National Economic Conference
Israel Should Encourage Institutionals to Invest in Infrastructure, Says Chairman of Insurer Clal
Dani Naveh, chairman of Israeli insurance company Clal, spoke Monday at Calcalist and Bank Leumi's National Economic Conference held in Tel Aviv
Ran Abramson | 12:15, 03.09.19
Institutional investors can and should be a main growth engine for the Israeli industry, according to Dani Naveh, chairman of Israeli insurance company Clal Insurance Enterprises Holdings Ltd. Naveh spoke Monday at Calcalist and Bank Leumi's National Economic Conference held in Tel Aviv.

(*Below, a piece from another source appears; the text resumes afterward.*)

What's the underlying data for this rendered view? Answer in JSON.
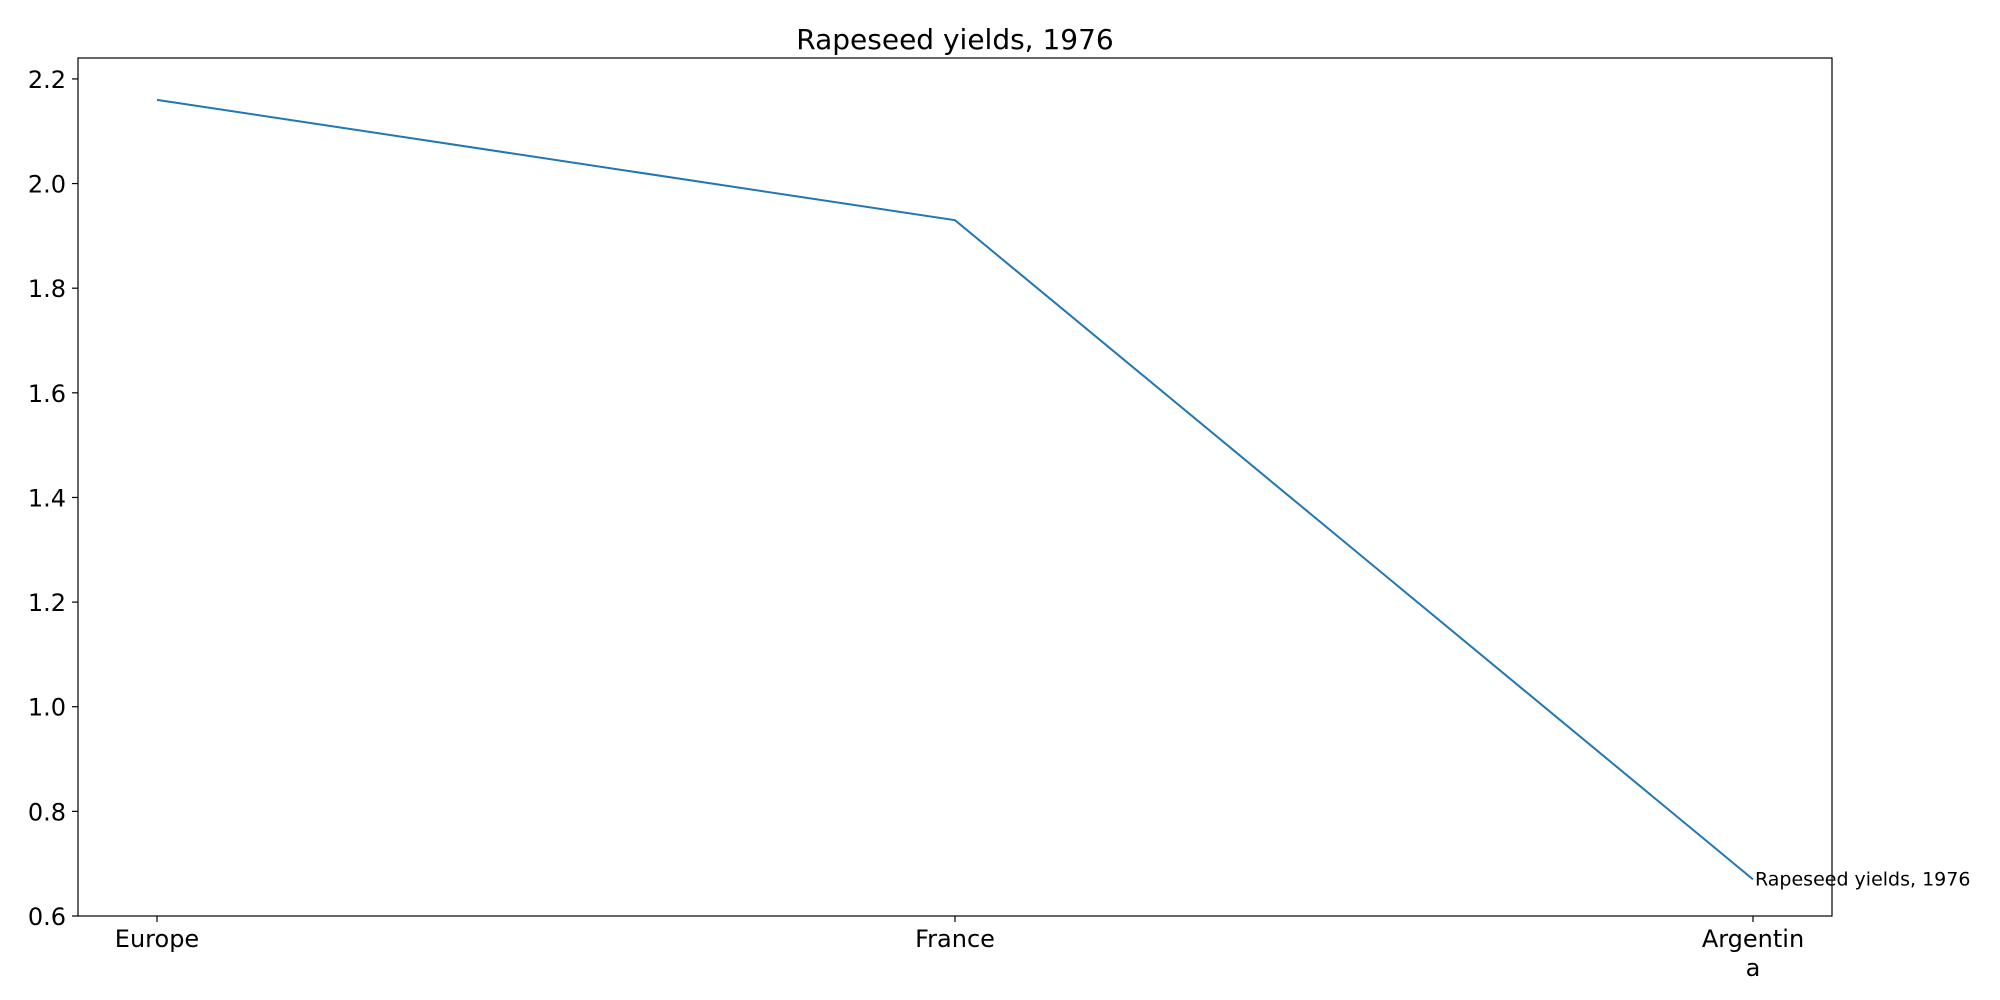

Naveh sees infrastructure as one of the main fields institutionals should get into. Infrastructure is crucial for the fabric and quality of life but investment in the field in Israel amounts to just 2% of its gross domestic product (GDP), compared to an OECD average of 3.5%, he said.
“We are already invested in infrastructure, including in desalination plants, tollways, alternative energy facilities, and natural gas production,” Naveh said. According to him, several circumstances are limiting the number of investments made by institutionals in infrastructure projects in the country: there aren’t enough projects, you cannot invest in infrastructure directly in return for equity, and institutionals cannot legally hold more than a 20% stake in entities involved in infrastructure.
“Israel cannot, on its own, pay for the essential infrastructure that is so vital for its economy,” Naveh said, suggesting the state set up a national infrastructure investment arm that will raise funds from institutions. Other options he suggested included issuing government bonds for investment in infrastructure, allowing institutionals to hold equity in infrastructure, and to let institutionals hold larger stakes in infrastructure projects.
There is an opportunity here, Naveh said. “Institutionals in Israel have a total of 2 trillion shekels (approximately $564 billion) under management,” he added. “Our goal is not to promote market growth but first and foremost to create excess returns for our clients.”